You remain the owner of the home and are free to leave it to your heirs. Your heirs will inherit any equity remaining in the home.
The HECM is a non-recourse loan; the most that will have to be repaid is the value of the home. If there’s not enough value in the home to pay off the entire balance, FHA will settle the shortage.
Note that the HECM isn’t the only reverse mortgage available, but it is by far the most common. What I will cover next is applicable just to the HECM; other reverse mortgage programs may have different lending guidelines.
What is the minimum credit score for reverse mortgage financing?
Because the HECM reverse mortgage requires no payments, credit scores themselves don’t matter. There is no minimum credit score.
Now, to be clear, that doesn’t mean credit doesn’t matter. Credit scores themselves don’t matter, but the story they tell does. Again, there is no minimum credit score for reverse mortgage financing, but lenders will still analyze your credit history using guidelines called financial assessment.
Financial assessment encompasses a broad set of HECM reverse mortgage qualifying guidelines rolled out by FHA in 2014.
Defaults due to nonpayment of taxes and insurance were a growing problem in the late 1990s and early 2000s and led to losses and bad headlines for the HECM program. FHA implemented financial assessment to improve applicant quality and reduce the risk of defaults.
Reverse mortgage lenders must now conduct a more in-depth analysis of an applicant’s credit history and income. The intent is to reduce reverse mortgage defaults by weeding out applicants with exceptionally poor income and credit histories.
Note that you do not need to have perfect credit to qualify. You can have a recent bankruptcy, late payments, and even a recent foreclosure and still potentially get a HECM reverse mortgage.
However, if your credit profile fails to meet the satisfactory credit guidelines, the lender may require that a life expectancy set aside, or LESA, be set up. A LESA is designed to pay the property taxes and homeowners insurance for the rest of your expected life span.
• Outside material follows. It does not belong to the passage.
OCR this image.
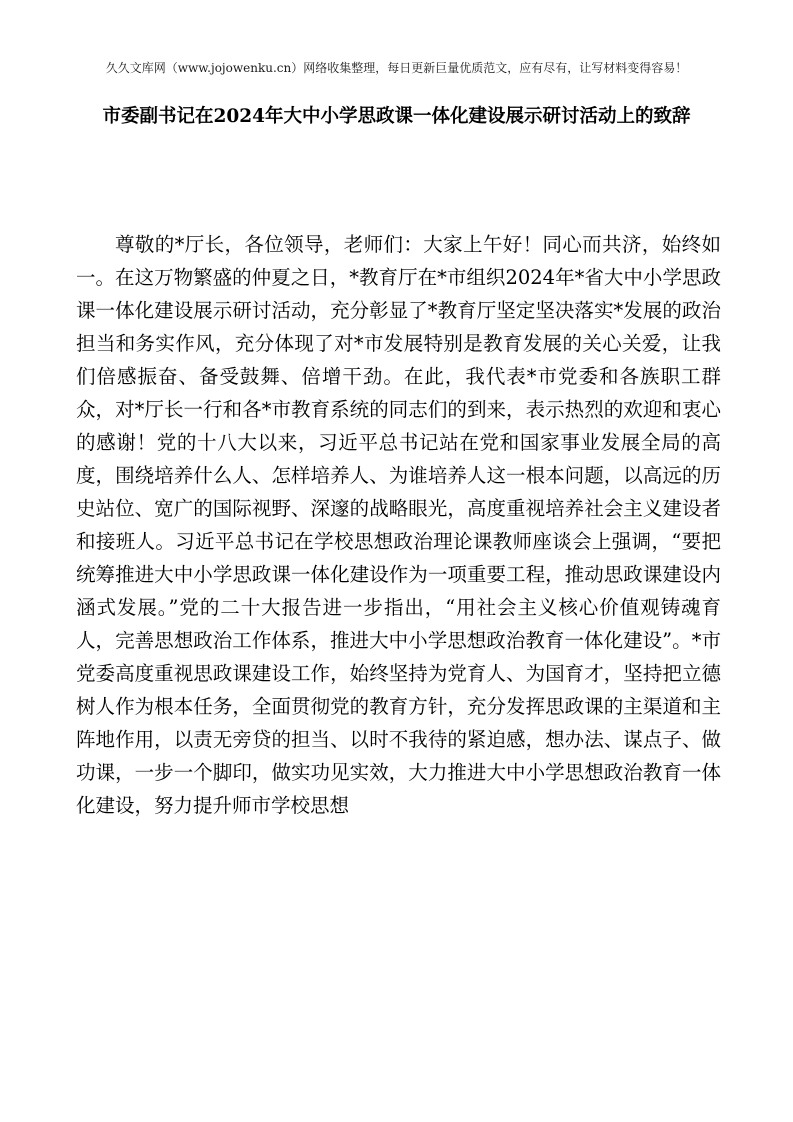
久久文库网（www.jojowenku.cn）网络收集整理，每日更新巨量优质范文，应有尽有，让写材料变得容易！
市委副书记在2024年大中小学思政课一体化建设展示研讨活动上的致辞

尊敬的*厅长，各位领导，老师们：大家上午好！同心而共济，始终如一。在这万物繁盛的仲夏之日，*教育厅在*市组织2024年*省大中小学思政课一体化建设展示研讨活动，充分彰显了*教育厅坚定坚决落实*发展的政治担当和务实作风，充分体现了对*市发展特别是教育发展的关心关爱，让我们倍感振奋、备受鼓舞、倍增干劲。在此，我代表*市党委和各族职工群众，对*厅长一行和各*市教育系统的同志们的到来，表示热烈的欢迎和衷心的感谢！党的十八大以来，习近平总书记站在党和国家事业发展全局的高度，围绕培养什么人、怎样培养人、为谁培养人这一根本问题，以高远的历史站位、宽广的国际视野、深邃的战略眼光，高度重视培养社会主义建设者和接班人。习近平总书记在学校思想政治理论课教师座谈会上强调，“要把统筹推进大中小学思政课一体化建设作为一项重要工程，推动思政课建设内涵式发展。”党的二十大报告进一步指出，“用社会主义核心价值观铸魂育人，完善思想政治工作体系，推进大中小学思想政治教育一体化建设”。*市党委高度重视思政课建设工作，始终坚持为党育人、为国育才，坚持把立德树人作为根本任务，全面贯彻党的教育方针，充分发挥思政课的主渠道和主阵地作用，以责无旁贷的担当、以时不我待的紧迫感，想办法、谋点子、做功课，一步一个脚印，做实功见实效，大力推进大中小学思想政治教育一体化建设，努力提升师市学校思想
A LESA can be a positive thing because it means you no longer have to worry about paying property taxes and homeowner’s insurance. However, you need to have enough equity to set it up. If you have a large mortgage balance, high property taxes, or expensive homeowner’s insurance, there may not be enough money in the reverse mortgage to set up the LESA. The loan would be short to close, which means you would need to pay money into the reverse mortgage to make the numbers work. If that’s not possible, then the reverse mortgage wouldn’t be a workable option for you.
Credit scores don’t matter, but credit does
So, what is the minimum credit score for reverse mortgage financing? As we’ve discussed, there is no minimum credit score. Though credit scores themselves don’t matter when getting a HECM reverse mortgage, your credit history definitely does. You don’t need to have perfect credit, but it certainly helps.
A LESA can often compensate for poor credit or low income, but you need to have enough available money in the reverse mortgage to set it up.
Keep in mind that FHA has substantially tightened up the lending guidelines for the HECM reverse mortgage in recent years. FHA could at some point decide to implement a minimum credit score if they believe it will limit defaults. Don’t assume that a HECM reverse mortgage will always be available as a last resort even if you have terrible credit scores. The best time to get a reverse mortgage is before you’re in a bad financial situation. The HECM reverse mortgage is best used not as a last resort, but as a safety net before you get into financial trouble.